The proportion of a population that needs to be immune in order for “herd immunity” to exist — in other words, for the reproduction rate of the disease to be less than 1 so that it decays exponentially and disappears — varies from one disease to another. For example, measles and pertussis are highly contagious and therefore require 92-95% of the population to be immune before they die out. But for many other diseases the herd immunity threshold is lower, ranging from 83-86% for diphtheria and rubella, down to 33-44% for influenza.
Controversy over mandatory vaccination is almost as old as vaccination itself.
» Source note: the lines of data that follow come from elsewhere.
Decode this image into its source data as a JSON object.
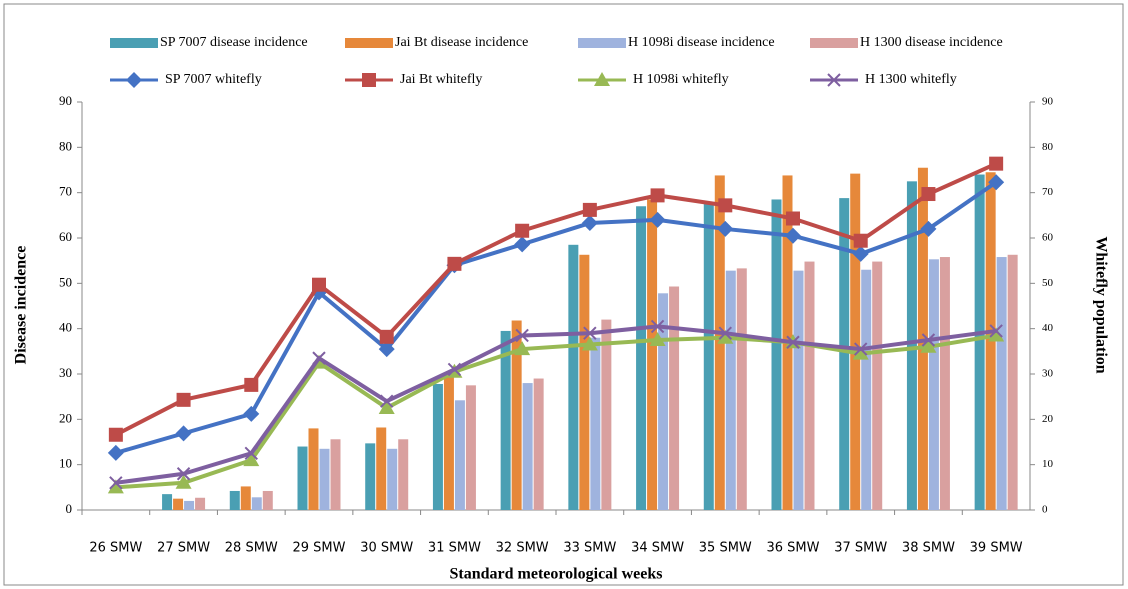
{
  "chart_data": {
    "type": "bar_line",
    "y_label": "Disease incidence",
    "y2_label": "Whitefly population",
    "x_label": "Standard meteorological weeks",
    "categories": [
      "26 SMW",
      "27 SMW",
      "28 SMW",
      "29 SMW",
      "30 SMW",
      "31 SMW",
      "32 SMW",
      "33 SMW",
      "34 SMW",
      "35 SMW",
      "36 SMW",
      "37 SMW",
      "38 SMW",
      "39 SMW"
    ],
    "ylim": [
      0,
      90
    ],
    "yticks": [
      0,
      10,
      20,
      30,
      40,
      50,
      60,
      70,
      80,
      90
    ],
    "y2lim": [
      0,
      90
    ],
    "y2ticks": [
      0,
      10,
      20,
      30,
      40,
      50,
      60,
      70,
      80,
      90
    ],
    "grid": false,
    "legend": "top",
    "series": [
      {
        "name": "SP 7007 disease incidence",
        "kind": "bar",
        "color": "#4a9fb3",
        "values": [
          0,
          3.5,
          4.2,
          14,
          14.7,
          27.8,
          39.5,
          58.5,
          67,
          67.5,
          68.5,
          68.8,
          72.5,
          74
        ]
      },
      {
        "name": "Jai Bt disease incidence",
        "kind": "bar",
        "color": "#e6883a",
        "values": [
          0,
          2.5,
          5.2,
          18,
          18.2,
          30,
          41.8,
          56.3,
          68.5,
          73.8,
          73.8,
          74.2,
          75.5,
          74.5
        ]
      },
      {
        "name": "H 1098i disease incidence",
        "kind": "bar",
        "color": "#9fb3de",
        "values": [
          0,
          2,
          2.8,
          13.5,
          13.5,
          24.2,
          28,
          38,
          47.8,
          52.8,
          52.8,
          53,
          55.3,
          55.8
        ]
      },
      {
        "name": "H 1300 disease incidence",
        "kind": "bar",
        "color": "#d9a09f",
        "values": [
          0,
          2.7,
          4.2,
          15.6,
          15.6,
          27.5,
          29,
          42,
          49.3,
          53.3,
          54.8,
          54.8,
          55.8,
          56.3
        ]
      },
      {
        "name": "SP 7007 whitefly",
        "kind": "line",
        "axis": "y2",
        "marker": "diamond",
        "color": "#4472c4",
        "values": [
          12.6,
          16.9,
          21.2,
          48,
          35.5,
          54,
          58.6,
          63.3,
          64,
          62,
          60.5,
          56.5,
          62,
          72.3
        ]
      },
      {
        "name": "Jai Bt whitefly",
        "kind": "line",
        "axis": "y2",
        "marker": "square",
        "color": "#be4b48",
        "values": [
          16.6,
          24.3,
          27.6,
          49.7,
          38.2,
          54.3,
          61.6,
          66.2,
          69.4,
          67.2,
          64.3,
          59.4,
          69.7,
          76.4
        ]
      },
      {
        "name": "H 1098i whitefly",
        "kind": "line",
        "axis": "y2",
        "marker": "triangle",
        "color": "#98b954",
        "values": [
          5,
          6,
          11,
          32.5,
          22.5,
          30.5,
          35.5,
          36.5,
          37.5,
          38,
          37,
          34.5,
          36,
          38.5
        ]
      },
      {
        "name": "H 1300 whitefly",
        "kind": "line",
        "axis": "y2",
        "marker": "x",
        "color": "#7e5fa0",
        "values": [
          6,
          8,
          12.5,
          33.5,
          24,
          31,
          38.5,
          39,
          40.5,
          39,
          37,
          35.5,
          37.5,
          39.5
        ]
      }
    ]
  }
}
According to a recent, pro-vaccination paper by Alvin Nelson El Amin and others in Public Health Review, the first compulsory vaccination laws, or “mandates”, were passed in Italy in 1806, France in 1810, and Sweden in 1816. They precipitated vigorous ethical debate, and considerable opposition among parents of the targeted children.
In the United Kingdom, the history begins with a compulsory smallpox vaccination law in 1853, to which fines for noncompliance were added during the subsequent two decades. Steadily increasing opposition led to a Royal Commission in 1889, which seven years later decided that a “conscientious objection” should be permitted for parents opposed to vaccination of their children.
The compulsory vaccination law was repealed entirely in 1946 and, according to the El Amin paper, mandates have not been used in the UK since.
In New Brunswick, the question of mandatory vaccination will come up again in a different context, and also across the country and around the world, when the COVID-19 vaccine is developed. Already experts are saying that in Canada, the COVID-19 vaccine is unlikely to be mandatory, as doing so creates a host of complex problems.
Norm Knight is a reporter with the NB Media Co-op.